You might be thinking, what if you don’t have a Will or any Estate Planning at all? Can you avoid probate by dying without a Will?
No.
When you die without a Will, your estate ends up going through the exact same process as if you did have a Will, thanks to the laws of “intestate succession”. Simply put, your assets will, by a judge, be ordered to look to your heirs in a specific order, and the judge will follow that order and distribute your estate accordingly.
A Trust is the most comprehensive method of avoiding probate because a Trust is the only Estate Planning tool that will allow for all of your assets to pass, as you intend, outside of the public, costly probate court process.

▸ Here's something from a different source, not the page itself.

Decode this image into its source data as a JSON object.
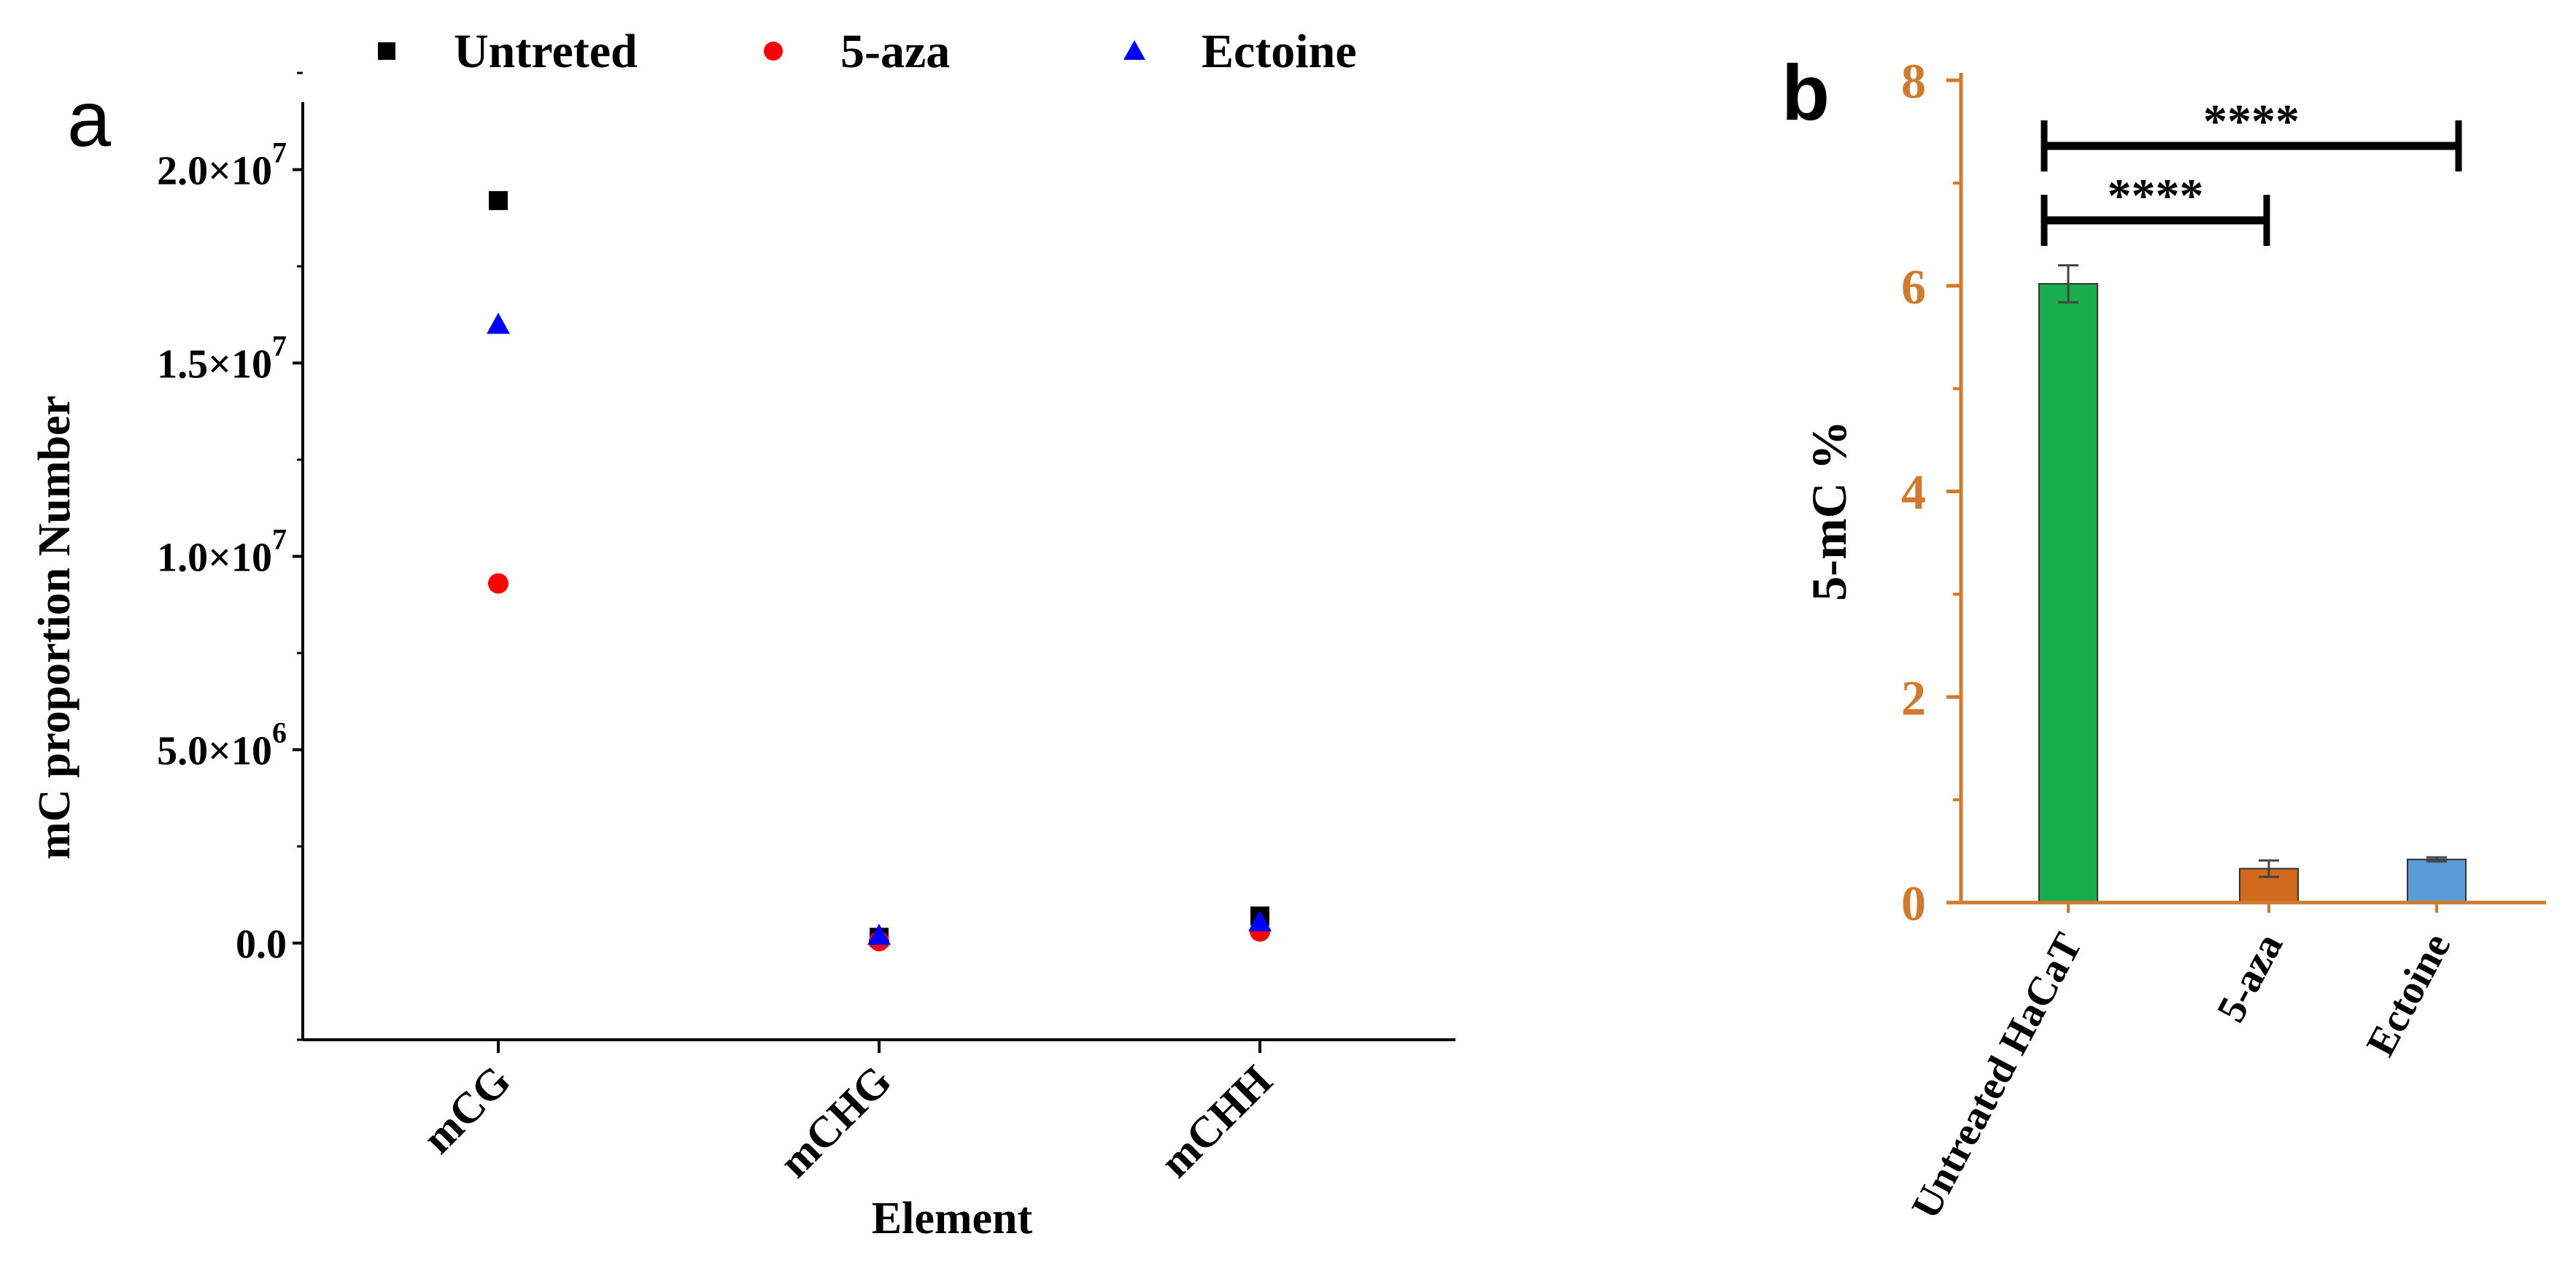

A Trust plan is a cost that you take on during your lifetime so that your heirs don’t have to take it upon themselves at your death.
Which Documents Make Up a Will Plan?
In some instances, a Last Will & Testament really is the best tool for your estate planning needs. Should you decide that a Will is all you need, here are the documents associated and included with a comprehensive Will Plan at Pierchoski Estate Law:
- Last Will & Testament
A Will is a legal document that states how a person wants their assets or real property to be distributed after they die. When creating a Will, you name an Executor, who is the person responsible for carrying out the Will and settling the estate. In Tennessee, a Will must be signed by the Testator (creator of the Will) and two parties must sign as witnesses.

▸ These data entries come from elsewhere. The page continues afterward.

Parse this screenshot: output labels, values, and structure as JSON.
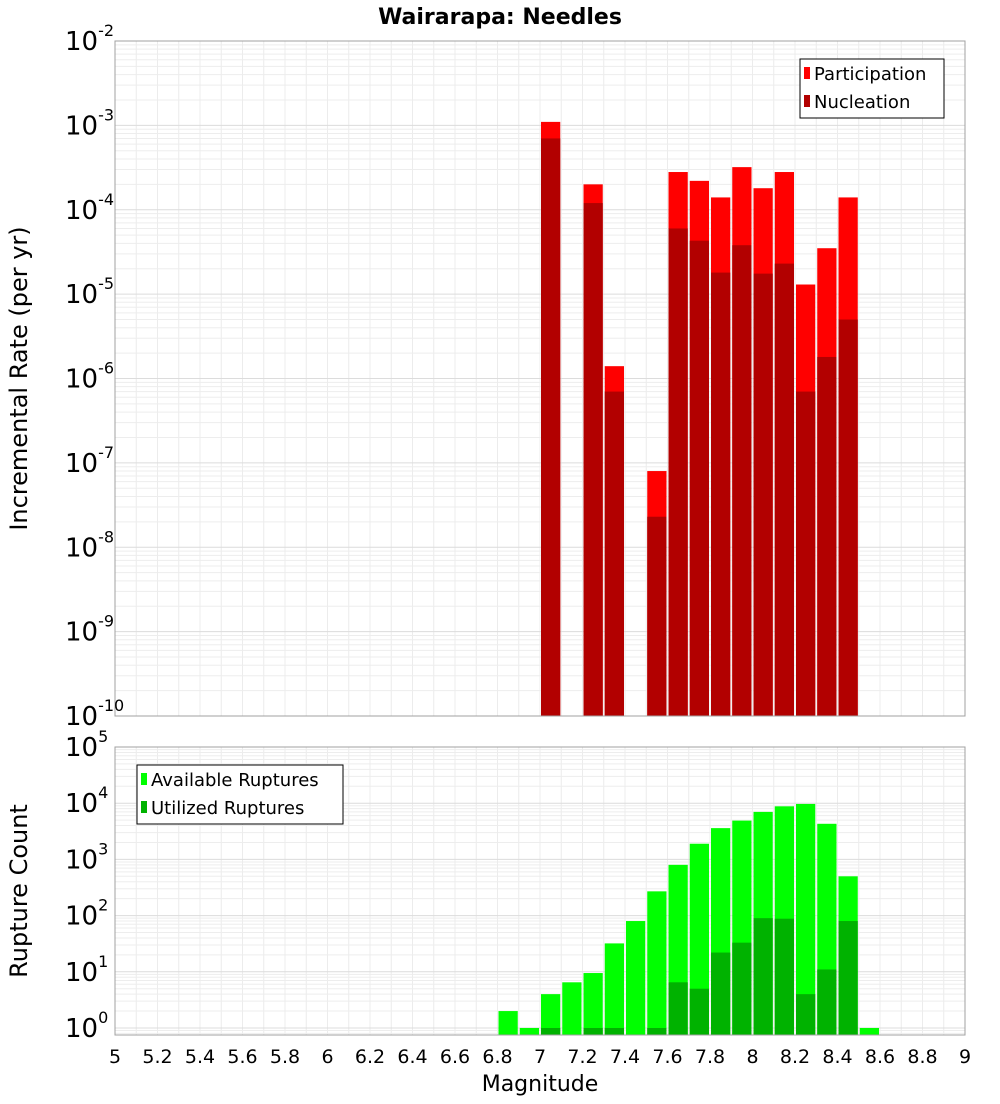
{
  "chart_data": [
    {
      "type": "bar",
      "title": "Wairarapa: Needles",
      "xlabel": "",
      "ylabel": "Incremental Rate (per yr)",
      "yscale": "log",
      "ylim": [
        1e-10,
        0.01
      ],
      "xlim": [
        5.0,
        9.0
      ],
      "bin_width": 0.1,
      "grid": true,
      "legend_position": "top-right",
      "y_tick_exponents": [
        -10,
        -9,
        -8,
        -7,
        -6,
        -5,
        -4,
        -3,
        -2
      ],
      "series": [
        {
          "name": "Participation",
          "color": "#ff0000",
          "points": [
            {
              "x": 7.05,
              "y": 0.0011
            },
            {
              "x": 7.25,
              "y": 0.0002
            },
            {
              "x": 7.35,
              "y": 1.4e-06
            },
            {
              "x": 7.55,
              "y": 8e-08
            },
            {
              "x": 7.65,
              "y": 0.00028
            },
            {
              "x": 7.75,
              "y": 0.00022
            },
            {
              "x": 7.85,
              "y": 0.00014
            },
            {
              "x": 7.95,
              "y": 0.00032
            },
            {
              "x": 8.05,
              "y": 0.00018
            },
            {
              "x": 8.15,
              "y": 0.00028
            },
            {
              "x": 8.25,
              "y": 1.3e-05
            },
            {
              "x": 8.35,
              "y": 3.5e-05
            },
            {
              "x": 8.45,
              "y": 0.00014
            }
          ]
        },
        {
          "name": "Nucleation",
          "color": "#b20000",
          "points": [
            {
              "x": 7.05,
              "y": 0.0007
            },
            {
              "x": 7.25,
              "y": 0.00012
            },
            {
              "x": 7.35,
              "y": 7e-07
            },
            {
              "x": 7.55,
              "y": 2.3e-08
            },
            {
              "x": 7.65,
              "y": 6e-05
            },
            {
              "x": 7.75,
              "y": 4.3e-05
            },
            {
              "x": 7.85,
              "y": 1.8e-05
            },
            {
              "x": 7.95,
              "y": 3.8e-05
            },
            {
              "x": 8.05,
              "y": 1.75e-05
            },
            {
              "x": 8.15,
              "y": 2.3e-05
            },
            {
              "x": 8.25,
              "y": 7e-07
            },
            {
              "x": 8.35,
              "y": 1.8e-06
            },
            {
              "x": 8.45,
              "y": 5e-06
            }
          ]
        }
      ]
    },
    {
      "type": "bar",
      "title": "",
      "xlabel": "Magnitude",
      "ylabel": "Rupture Count",
      "yscale": "log",
      "ylim": [
        0.75,
        100000
      ],
      "xlim": [
        5.0,
        9.0
      ],
      "bin_width": 0.1,
      "grid": true,
      "legend_position": "top-left",
      "y_tick_exponents": [
        0,
        1,
        2,
        3,
        4,
        5
      ],
      "x_ticks": [
        "5",
        "5.2",
        "5.4",
        "5.6",
        "5.8",
        "6",
        "6.2",
        "6.4",
        "6.6",
        "6.8",
        "7",
        "7.2",
        "7.4",
        "7.6",
        "7.8",
        "8",
        "8.2",
        "8.4",
        "8.6",
        "8.8",
        "9"
      ],
      "series": [
        {
          "name": "Available Ruptures",
          "color": "#00ff00",
          "points": [
            {
              "x": 6.85,
              "y": 2
            },
            {
              "x": 6.95,
              "y": 1
            },
            {
              "x": 7.05,
              "y": 4
            },
            {
              "x": 7.15,
              "y": 6.5
            },
            {
              "x": 7.25,
              "y": 9.5
            },
            {
              "x": 7.35,
              "y": 32
            },
            {
              "x": 7.45,
              "y": 80
            },
            {
              "x": 7.55,
              "y": 270
            },
            {
              "x": 7.65,
              "y": 800
            },
            {
              "x": 7.75,
              "y": 1900
            },
            {
              "x": 7.85,
              "y": 3600
            },
            {
              "x": 7.95,
              "y": 4900
            },
            {
              "x": 8.05,
              "y": 7000
            },
            {
              "x": 8.15,
              "y": 8800
            },
            {
              "x": 8.25,
              "y": 9700
            },
            {
              "x": 8.35,
              "y": 4300
            },
            {
              "x": 8.45,
              "y": 500
            },
            {
              "x": 8.55,
              "y": 1
            }
          ]
        },
        {
          "name": "Utilized Ruptures",
          "color": "#00b200",
          "points": [
            {
              "x": 7.05,
              "y": 1
            },
            {
              "x": 7.25,
              "y": 1
            },
            {
              "x": 7.35,
              "y": 1
            },
            {
              "x": 7.55,
              "y": 1
            },
            {
              "x": 7.65,
              "y": 6.5
            },
            {
              "x": 7.75,
              "y": 5
            },
            {
              "x": 7.85,
              "y": 22
            },
            {
              "x": 7.95,
              "y": 33
            },
            {
              "x": 8.05,
              "y": 90
            },
            {
              "x": 8.15,
              "y": 88
            },
            {
              "x": 8.25,
              "y": 4
            },
            {
              "x": 8.35,
              "y": 11
            },
            {
              "x": 8.45,
              "y": 80
            }
          ]
        }
      ]
    }
  ]
}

- General Durable Power of Attorney
A Power of Attorney (POA) is someone you designate to act on your behalf with regards to all financial or asset related matters. This person is appointed by a legal document called the General Durable Power of Attorney. It is important to note that this document lives and dies with its principal. People often make the mistake of thinking they can handle someone’s financial affairs for them after death because they are the POA. Read more about the ins and outs of a Power of Attorney here.

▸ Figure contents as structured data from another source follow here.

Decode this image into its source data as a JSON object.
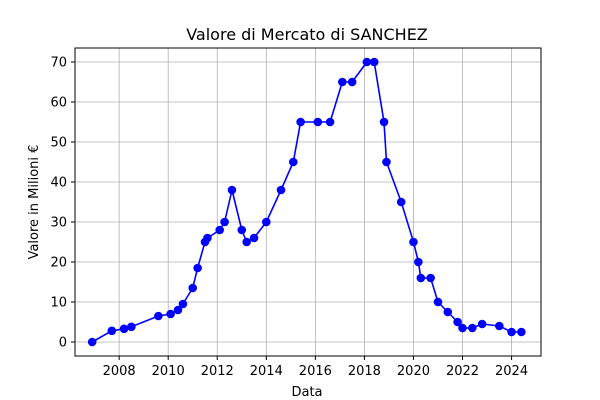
{
  "chart_data": {
    "type": "line",
    "title": "Valore di Mercato di SANCHEZ",
    "xlabel": "Data",
    "ylabel": "Valore in Milioni €",
    "xlim": [
      2006.2,
      2025.2
    ],
    "ylim": [
      -3.5,
      73.5
    ],
    "x_ticks": [
      2008,
      2010,
      2012,
      2014,
      2016,
      2018,
      2020,
      2022,
      2024
    ],
    "y_ticks": [
      0,
      10,
      20,
      30,
      40,
      50,
      60,
      70
    ],
    "grid": true,
    "series_color": "#0000ff",
    "series": [
      {
        "x": [
          2006.9,
          2007.7,
          2008.2,
          2008.5,
          2009.6,
          2010.1,
          2010.4,
          2010.6,
          2011.0,
          2011.2,
          2011.5,
          2011.6,
          2012.1,
          2012.3,
          2012.6,
          2013.0,
          2013.2,
          2013.5,
          2014.0,
          2014.6,
          2015.1,
          2015.4,
          2016.1,
          2016.6,
          2017.1,
          2017.5,
          2018.1,
          2018.4,
          2018.8,
          2018.9,
          2019.5,
          2020.0,
          2020.2,
          2020.3,
          2020.7,
          2021.0,
          2021.4,
          2021.8,
          2022.0,
          2022.4,
          2022.8,
          2023.5,
          2024.0,
          2024.4
        ],
        "y": [
          0,
          2.8,
          3.3,
          3.8,
          6.5,
          7,
          8,
          9.5,
          13.5,
          18.5,
          25,
          26,
          28,
          30,
          38,
          28,
          25,
          26,
          30,
          38,
          45,
          55,
          55,
          55,
          65,
          65,
          70,
          70,
          55,
          45,
          35,
          25,
          20,
          16,
          16,
          10,
          7.5,
          5,
          3.5,
          3.5,
          4.5,
          4,
          2.5,
          2.5
        ]
      }
    ]
  }
}
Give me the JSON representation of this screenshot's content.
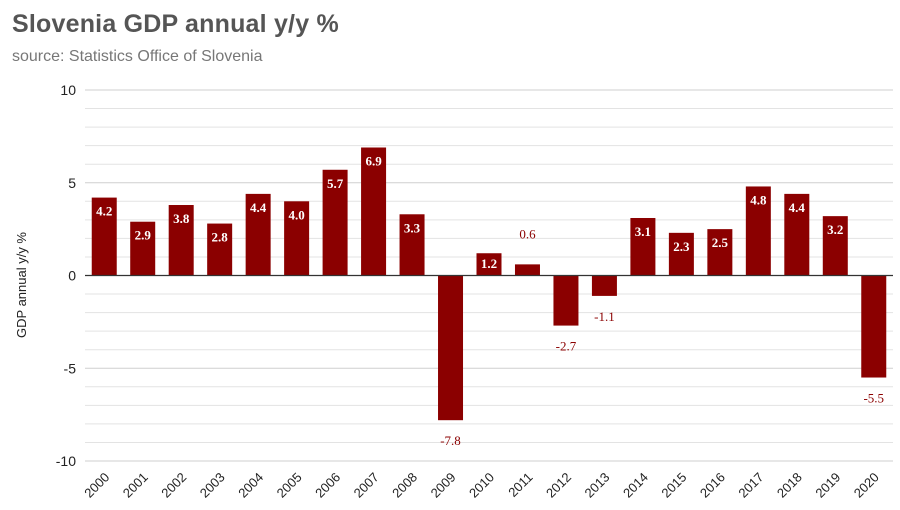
{
  "chart_data": {
    "type": "bar",
    "title": "Slovenia GDP annual y/y %",
    "subtitle": "source: Statistics Office of Slovenia",
    "xlabel": "",
    "ylabel": "GDP annual y/y %",
    "ylim": [
      -10,
      10
    ],
    "yticks": [
      10,
      5,
      0,
      -5,
      -10
    ],
    "bar_color": "#8b0000",
    "categories": [
      "2000",
      "2001",
      "2002",
      "2003",
      "2004",
      "2005",
      "2006",
      "2007",
      "2008",
      "2009",
      "2010",
      "2011",
      "2012",
      "2013",
      "2014",
      "2015",
      "2016",
      "2017",
      "2018",
      "2019",
      "2020"
    ],
    "values": [
      4.2,
      2.9,
      3.8,
      2.8,
      4.4,
      4.0,
      5.7,
      6.9,
      3.3,
      -7.8,
      1.2,
      0.6,
      -2.7,
      -1.1,
      3.1,
      2.3,
      2.5,
      4.8,
      4.4,
      3.2,
      -5.5
    ],
    "value_labels": [
      "4.2",
      "2.9",
      "3.8",
      "2.8",
      "4.4",
      "4.0",
      "5.7",
      "6.9",
      "3.3",
      "-7.8",
      "1.2",
      "0.6",
      "-2.7",
      "-1.1",
      "3.1",
      "2.3",
      "2.5",
      "4.8",
      "4.4",
      "3.2",
      "-5.5"
    ]
  }
}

- Tennessee Advance Health Care Directive
In Tennessee, the Health Care Power of Attorney, sometimes referred to as a Health Care Proxy, is called the “Tennessee Advance Care Directive”. This legal document is a designation of the person that you would choose to make your medical decisions for you, should you become incapacitated. This document has the added benefit of dictating how you want certain health care situations handled. A health care power of attorney, on its own, does not always grant a release of your medical records. - HIPAA WAIVER
The Health Insurance Portability and Accountability Act (HIPAA) is a federal law, passed by Congress in 1966, that protects patients’ medical records and other personal health information. It is a common misunderstanding that a Health Care Power of Attorney can, on its own, give you access to someone’s medical records. By signing a HIPAA Waiver, you consent to your appointed agent, or agents, being able to gain access to your medical records. These are typically the same agents you would name in your Advance Care Directive.
- Final Disposition
This accompanying document is designed to let your heirs know what your wishes are for your end of life celebration! You can let them know where you have pre-need funeral arrangements, where you wish to be buried or cremated, etc. While this document is not legally binding, it’s a good place to let your loved ones know what you would have wanted so you don’t leave them guessing or overwhelmed at the sheer volume of these end of life questions. - Minor Guardianship
If you have minor children, we offer Guardianship Nomination Forms as a part of your Trust Plan. If something ever happens to you, these forms dictate your wishes for who you would want to become the permanent guardian of your minor children.